Knowing is half the battle
I know I talk about diabetes in this space quite a bit. Not only because it’s an epidemic… but because there are just so many natural ways to combat this deadly disease.
It’s also my way of letting you know that diabetes is a silent killer that you have to be looking out for at all times. And according to a recent report from the CDC, this message really needs to get out more.
In this report, researchers defined prediabetes as fasting plasma glucose levels between 100 and 125 mg/dL or glycated hemoglobin (HbA1c) results ranging from 5.7 to 6.4. (These are tests that I urge all of my readers to get. If your doctor hasn’t performed them, it’s time to find a new one.)
From 2005 to 2006, a mere 7 percent of American adults knew that they were prediabetic.
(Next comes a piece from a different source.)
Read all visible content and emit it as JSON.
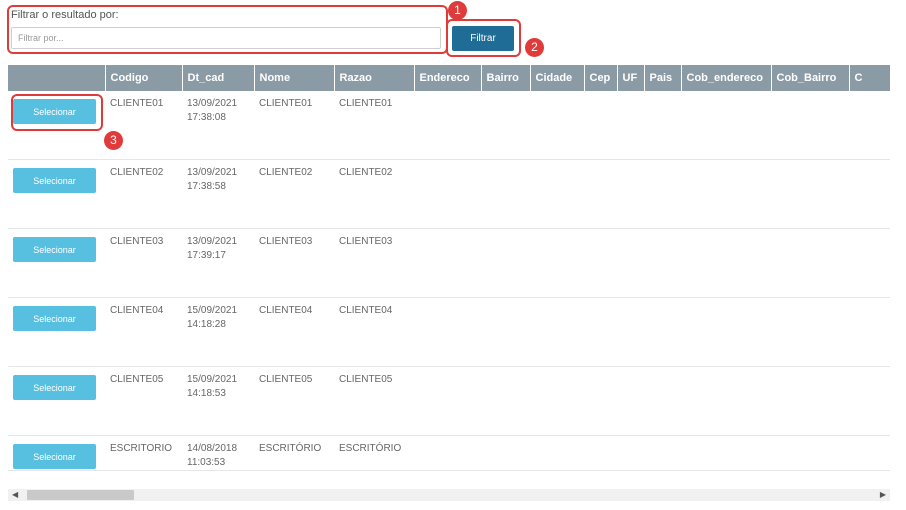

Awareness rose slightly in later years, to about 5.1 percent among young people, 10 percent among the middle-aged, and almost 12 percent among people over 65. (Not surprising statistics, given that younger people typically don’t pay all that much attention to their health.)
People with less education are less aware of their diabetes status. And normal weight people are also less aware than their overweight or obese counterparts.
As you might expect, awareness is also higher among people with a strong family history of diabetes. As well as among those on blood pressure and cholesterol medications, those with health insurance coverage, and those who have a steady source of healthcare (like a clinic or doctor’s office).
Granted, these findings really aren’t that different than what you would normally expect in terms of awareness. Far too many people are clueless about their health status in general. But that’s a story for another day.
The real problem here is the low percentage across the board of people who are aware of their blood sugar issues. Because at the end of the day, diabetes affects almost every organ. And it has implications for almost every major disease.
So it’s no surprise that cases of diabetes are skyrocketing in the United States. The bigger tragedy being that this deadly trend could be stopped in its tracks. It just takes a simple recipe of smart diet, regular exercise, and modest weight loss.
These are all easy things to do. And yet, it remains difficult to get the masses behind such a program.
I think at this point in American history, everyone should consider themselves prediabetic until proven otherwise. And they should take the necessary steps to prevent diabetes from ruining their lives.
Step one: Start eating the Hamptons way.
“Awareness of prediabetes–United States, 2005-2010.” MMWR Morb Mortal Wkly Rep. 2013 Mar 22;62(11):209-12.